Habile mélange de comédie et d’action

Même si le noeud de l’action se met un peu lentement en place, une fois embarqués dans cette course folle autant dire qu’on a pas le temps de s’ennuyer. Nicolas Benamou arrive à allier comédie et action dans un espace assez restreint et sur une durée plutôt courte (les 1h30 défilent à une allure folle). Chaque acteur apporte sa touche personnelle et quel plaisir d’avoir André Dussollier, sa fraicheur et son humour font mouche dans le film avec son rôle de grand-père éternel adolescent.
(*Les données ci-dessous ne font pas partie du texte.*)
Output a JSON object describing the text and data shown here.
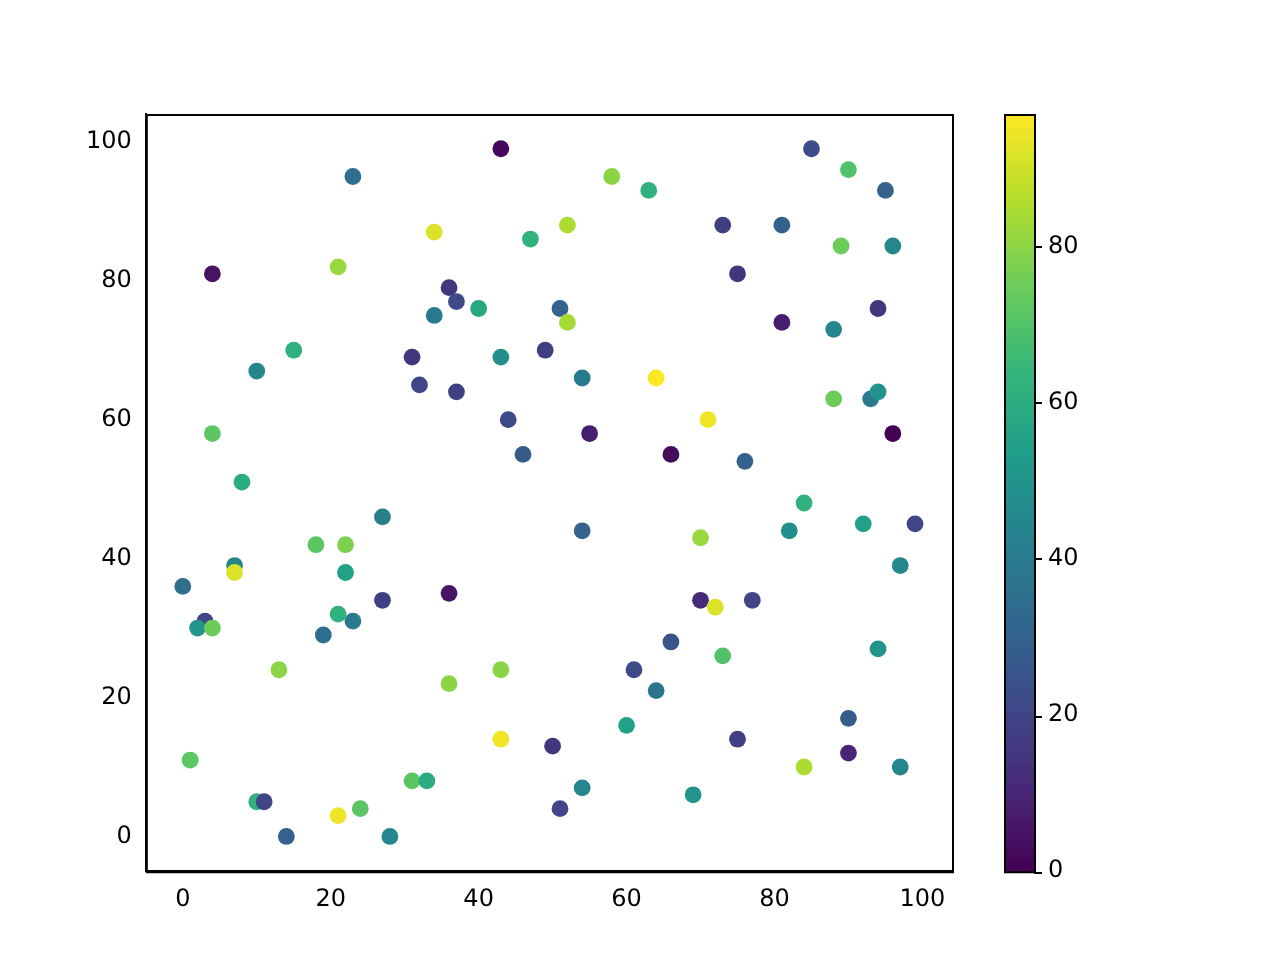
{
  "chart_data": {
    "type": "scatter",
    "xlim": [
      -5,
      104
    ],
    "ylim": [
      -5,
      104
    ],
    "xticks": [
      0,
      20,
      40,
      60,
      80,
      100
    ],
    "yticks": [
      0,
      20,
      40,
      60,
      80,
      100
    ],
    "clim": [
      0,
      97
    ],
    "cticks": [
      0,
      20,
      40,
      60,
      80
    ],
    "grid": false,
    "legend": false,
    "marker": "circle",
    "x": [
      43,
      85,
      23,
      58,
      63,
      90,
      95,
      34,
      52,
      73,
      81,
      47,
      89,
      96,
      4,
      21,
      36,
      37,
      40,
      34,
      51,
      75,
      43,
      31,
      32,
      37,
      81,
      88,
      52,
      94,
      10,
      15,
      49,
      54,
      64,
      71,
      44,
      55,
      66,
      76,
      93,
      94,
      88,
      96,
      4,
      8,
      46,
      54,
      27,
      18,
      22,
      22,
      7,
      7,
      0,
      27,
      36,
      3,
      2,
      4,
      19,
      23,
      21,
      13,
      36,
      43,
      43,
      1,
      10,
      11,
      14,
      28,
      24,
      21,
      31,
      33,
      84,
      82,
      92,
      99,
      97,
      70,
      70,
      72,
      77,
      61,
      64,
      66,
      73,
      60,
      75,
      84,
      90,
      90,
      94,
      97,
      69,
      54,
      50,
      51
    ],
    "values": [
      99,
      99,
      95,
      95,
      93,
      96,
      93,
      87,
      88,
      88,
      88,
      86,
      85,
      85,
      81,
      82,
      79,
      77,
      76,
      75,
      76,
      81,
      69,
      69,
      65,
      64,
      74,
      73,
      74,
      76,
      67,
      70,
      70,
      66,
      66,
      60,
      60,
      58,
      55,
      54,
      63,
      64,
      63,
      58,
      58,
      51,
      55,
      44,
      46,
      42,
      42,
      38,
      39,
      38,
      36,
      34,
      35,
      31,
      30,
      30,
      29,
      31,
      32,
      24,
      22,
      24,
      14,
      11,
      5,
      5,
      0,
      0,
      4,
      3,
      8,
      8,
      48,
      44,
      45,
      45,
      39,
      43,
      34,
      33,
      34,
      24,
      21,
      28,
      26,
      16,
      14,
      10,
      17,
      12,
      27,
      10,
      6,
      7,
      13,
      4
    ],
    "cvalues": [
      2,
      22,
      35,
      80,
      62,
      70,
      30,
      92,
      85,
      18,
      30,
      62,
      75,
      45,
      5,
      82,
      15,
      22,
      58,
      40,
      30,
      15,
      48,
      15,
      20,
      18,
      8,
      45,
      84,
      15,
      45,
      62,
      18,
      40,
      97,
      95,
      22,
      8,
      3,
      30,
      40,
      50,
      75,
      0,
      72,
      60,
      28,
      30,
      42,
      72,
      78,
      55,
      45,
      92,
      35,
      18,
      5,
      20,
      50,
      75,
      35,
      40,
      62,
      80,
      80,
      80,
      95,
      72,
      62,
      20,
      30,
      45,
      72,
      95,
      72,
      60,
      62,
      48,
      55,
      20,
      45,
      82,
      12,
      92,
      20,
      22,
      38,
      25,
      70,
      55,
      18,
      85,
      28,
      10,
      50,
      45,
      50,
      45,
      15,
      20
    ]
  }
}
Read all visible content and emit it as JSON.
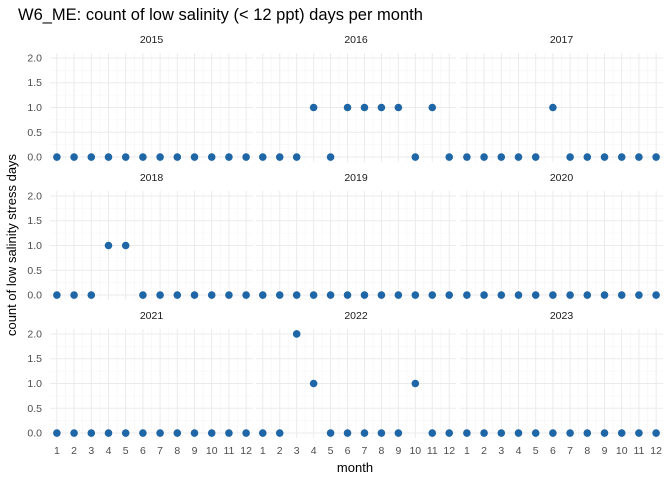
{
  "chart_data": {
    "type": "scatter",
    "title": "W6_ME: count of low salinity (< 12 ppt) days per month",
    "xlabel": "month",
    "ylabel": "count of low salinity stress days",
    "x_ticks": [
      1,
      2,
      3,
      4,
      5,
      6,
      7,
      8,
      9,
      10,
      11,
      12
    ],
    "y_ticks": [
      "0.0",
      "0.5",
      "1.0",
      "1.5",
      "2.0"
    ],
    "xlim": [
      0.6,
      12.4
    ],
    "ylim": [
      -0.1,
      2.1
    ],
    "point_color": "#1f66a6",
    "grid": true,
    "facets": [
      {
        "label": "2015",
        "x": [
          1,
          2,
          3,
          4,
          5,
          6,
          7,
          8,
          9,
          10,
          11,
          12
        ],
        "y": [
          0,
          0,
          0,
          0,
          0,
          0,
          0,
          0,
          0,
          0,
          0,
          0
        ]
      },
      {
        "label": "2016",
        "x": [
          1,
          2,
          3,
          4,
          5,
          6,
          7,
          8,
          9,
          10,
          11,
          12
        ],
        "y": [
          0,
          0,
          0,
          1,
          0,
          1,
          1,
          1,
          1,
          0,
          1,
          0
        ]
      },
      {
        "label": "2017",
        "x": [
          1,
          2,
          3,
          4,
          5,
          6,
          7,
          8,
          9,
          10,
          11,
          12
        ],
        "y": [
          0,
          0,
          0,
          0,
          0,
          1,
          0,
          0,
          0,
          0,
          0,
          0
        ]
      },
      {
        "label": "2018",
        "x": [
          1,
          2,
          3,
          4,
          5,
          6,
          7,
          8,
          9,
          10,
          11,
          12
        ],
        "y": [
          0,
          0,
          0,
          1,
          1,
          0,
          0,
          0,
          0,
          0,
          0,
          0
        ]
      },
      {
        "label": "2019",
        "x": [
          1,
          2,
          3,
          4,
          5,
          6,
          7,
          8,
          9,
          10,
          11,
          12
        ],
        "y": [
          0,
          0,
          0,
          0,
          0,
          0,
          0,
          0,
          0,
          0,
          0,
          0
        ]
      },
      {
        "label": "2020",
        "x": [
          1,
          2,
          3,
          4,
          5,
          6,
          7,
          8,
          9,
          10,
          11,
          12
        ],
        "y": [
          0,
          0,
          0,
          0,
          0,
          0,
          0,
          0,
          0,
          0,
          0,
          0
        ]
      },
      {
        "label": "2021",
        "x": [
          1,
          2,
          3,
          4,
          5,
          6,
          7,
          8,
          9,
          10,
          11,
          12
        ],
        "y": [
          0,
          0,
          0,
          0,
          0,
          0,
          0,
          0,
          0,
          0,
          0,
          0
        ]
      },
      {
        "label": "2022",
        "x": [
          1,
          2,
          3,
          4,
          5,
          6,
          7,
          8,
          9,
          10,
          11,
          12
        ],
        "y": [
          0,
          0,
          2,
          1,
          0,
          0,
          0,
          0,
          0,
          1,
          0,
          0
        ]
      },
      {
        "label": "2023",
        "x": [
          1,
          2,
          3,
          4,
          5,
          6,
          7,
          8,
          9,
          10,
          11,
          12
        ],
        "y": [
          0,
          0,
          0,
          0,
          0,
          0,
          0,
          0,
          0,
          0,
          0,
          0
        ]
      }
    ]
  }
}
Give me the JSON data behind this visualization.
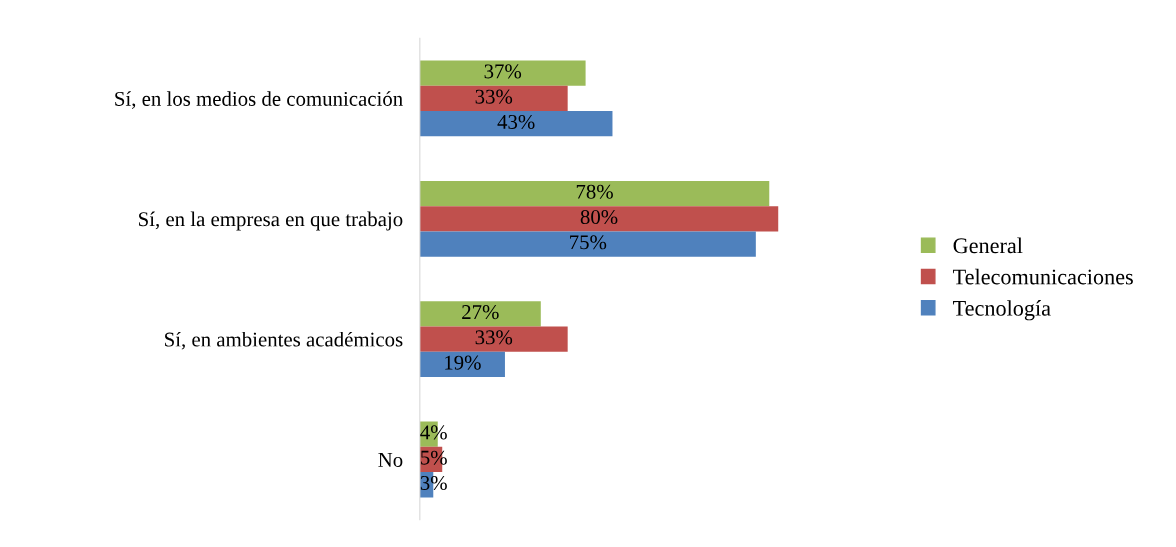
{
  "chart_data": {
    "type": "bar",
    "orientation": "horizontal",
    "legend": "right",
    "grid": false,
    "categories": [
      "Sí, en los medios de comunicación",
      "Sí, en la empresa en que trabajo",
      "Sí, en ambientes académicos",
      "No"
    ],
    "series": [
      {
        "name": "General",
        "color": "#9bbb59",
        "values": [
          37,
          78,
          27,
          4
        ],
        "value_labels": [
          "37%",
          "78%",
          "27%",
          "4%"
        ]
      },
      {
        "name": "Telecomunicaciones",
        "color": "#c0504d",
        "values": [
          33,
          80,
          33,
          5
        ],
        "value_labels": [
          "33%",
          "80%",
          "33%",
          "5%"
        ]
      },
      {
        "name": "Tecnología",
        "color": "#4f81bd",
        "values": [
          43,
          75,
          19,
          3
        ],
        "value_labels": [
          "43%",
          "75%",
          "19%",
          "3%"
        ]
      }
    ]
  }
}
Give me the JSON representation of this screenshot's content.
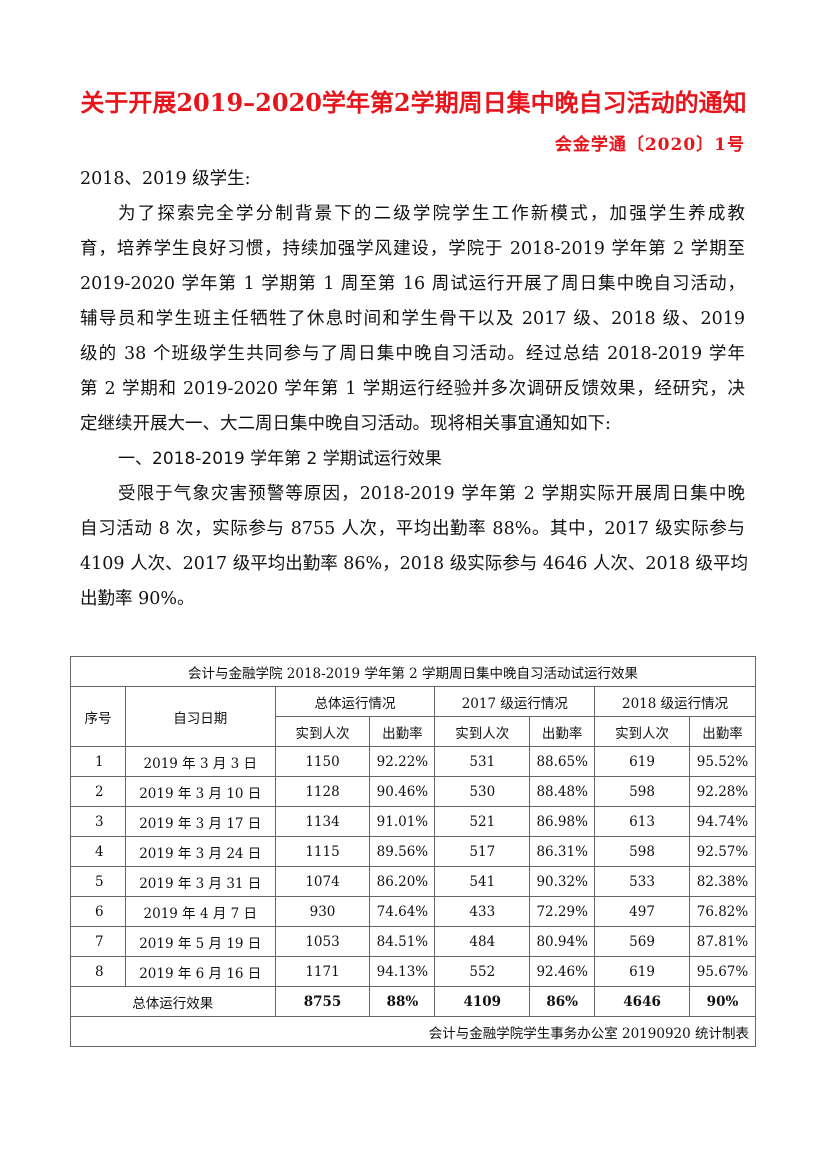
{
  "header": {
    "title": "关于开展2019–2020学年第2学期周日集中晚自习活动的通知",
    "doc_number": "会金学通〔2020〕1号"
  },
  "body": {
    "salutation": "2018、2019 级学生:",
    "intro_lines": [
      "为了探索完全学分制背景下的二级学院学生工作新模式，加强学生养成教",
      "育，培养学生良好习惯，持续加强学风建设，学院于 2018-2019 学年第 2 学期至",
      "2019-2020 学年第 1 学期第 1 周至第 16 周试运行开展了周日集中晚自习活动，",
      "辅导员和学生班主任牺牲了休息时间和学生骨干以及 2017 级、2018 级、2019",
      "级的 38 个班级学生共同参与了周日集中晚自习活动。经过总结 2018-2019 学年",
      "第 2 学期和 2019-2020 学年第 1 学期运行经验并多次调研反馈效果，经研究，决",
      "定继续开展大一、大二周日集中晚自习活动。现将相关事宜通知如下:"
    ],
    "section1_heading": "一、2018-2019 学年第 2 学期试运行效果",
    "section1_lines": [
      "受限于气象灾害预警等原因，2018-2019 学年第 2 学期实际开展周日集中晚",
      "自习活动 8 次，实际参与 8755 人次，平均出勤率 88%。其中，2017 级实际参与",
      "4109 人次、2017 级平均出勤率 86%，2018 级实际参与 4646 人次、2018 级平均",
      "出勤率 90%。"
    ]
  },
  "table": {
    "caption": "会计与金融学院 2018-2019 学年第 2 学期周日集中晚自习活动试运行效果",
    "col_index": "序号",
    "col_date": "自习日期",
    "groups": [
      "总体运行情况",
      "2017 级运行情况",
      "2018 级运行情况"
    ],
    "sub_headers": [
      "实到人次",
      "出勤率",
      "实到人次",
      "出勤率",
      "实到人次",
      "出勤率"
    ],
    "rows": [
      [
        "1",
        "2019 年 3 月 3 日",
        "1150",
        "92.22%",
        "531",
        "88.65%",
        "619",
        "95.52%"
      ],
      [
        "2",
        "2019 年 3 月 10 日",
        "1128",
        "90.46%",
        "530",
        "88.48%",
        "598",
        "92.28%"
      ],
      [
        "3",
        "2019 年 3 月 17 日",
        "1134",
        "91.01%",
        "521",
        "86.98%",
        "613",
        "94.74%"
      ],
      [
        "4",
        "2019 年 3 月 24 日",
        "1115",
        "89.56%",
        "517",
        "86.31%",
        "598",
        "92.57%"
      ],
      [
        "5",
        "2019 年 3 月 31 日",
        "1074",
        "86.20%",
        "541",
        "90.32%",
        "533",
        "82.38%"
      ],
      [
        "6",
        "2019 年 4 月 7 日",
        "930",
        "74.64%",
        "433",
        "72.29%",
        "497",
        "76.82%"
      ],
      [
        "7",
        "2019 年 5 月 19 日",
        "1053",
        "84.51%",
        "484",
        "80.94%",
        "569",
        "87.81%"
      ],
      [
        "8",
        "2019 年 6 月 16 日",
        "1171",
        "94.13%",
        "552",
        "92.46%",
        "619",
        "95.67%"
      ]
    ],
    "total_label": "总体运行效果",
    "totals": [
      "8755",
      "88%",
      "4109",
      "86%",
      "4646",
      "90%"
    ],
    "footer": "会计与金融学院学生事务办公室 20190920 统计制表"
  },
  "colors": {
    "title": "#e8141b",
    "text": "#111111",
    "border": "#666666"
  }
}
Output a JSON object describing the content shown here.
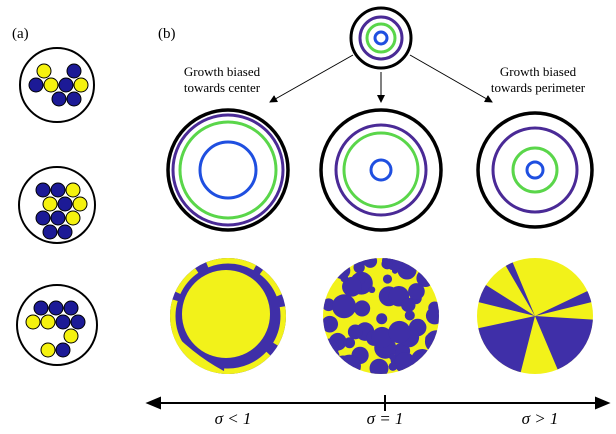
{
  "panel_labels": [
    "(a)",
    "(b)"
  ],
  "growth_labels": [
    {
      "lines": [
        "Growth biased",
        "towards center"
      ]
    },
    {
      "lines": [
        "Growth biased",
        "towards perimeter"
      ]
    }
  ],
  "axis_labels": [
    "σ < 1",
    "σ = 1",
    "σ > 1"
  ]
}
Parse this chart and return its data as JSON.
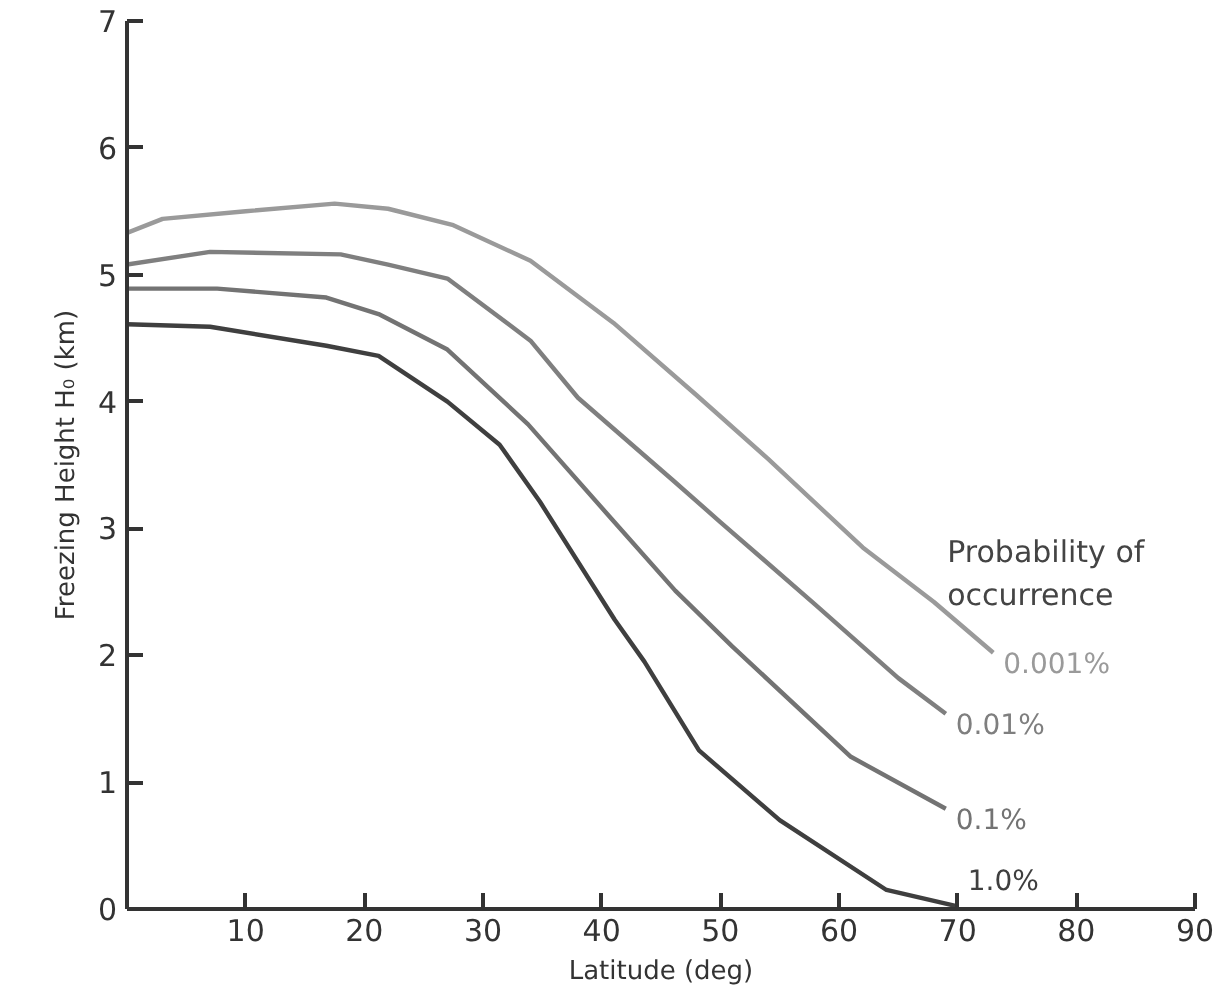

On oubliera pas Vincent Desagnat qui semble donc un habitué de Nicolas Benamou et qui le lui rend bien (Vincent Desagnat je t’aime) sans compter la petite apparition de Florence Foresti et Jérôme Commandeur en concessionnaire automobile sans scrupule.

Tout ce petit beau monde cohabite plutôt bien dans ce film et nous offre de belles scènes de rigolade avec notamment l’autre conducteur fou qui se met en tête de poursuivre Tom après qu’il ai littéralement arraché sa portière.

L’autre point fort de ce film est sans aucun doute sa mise en scène. Impossible de s’ennuyer tant cette situation aussi rocambolesque que dangereuse nous tient en haleine jusqu’à son dénouement. On aurait pu s’attendre à un certain ennui sachant que trois quarts du film se déroule dans la voiture mais au contraire, Nicolas Benamou arrive à nous surprendre, à nous faire rire et à parfois même nous émouvoir !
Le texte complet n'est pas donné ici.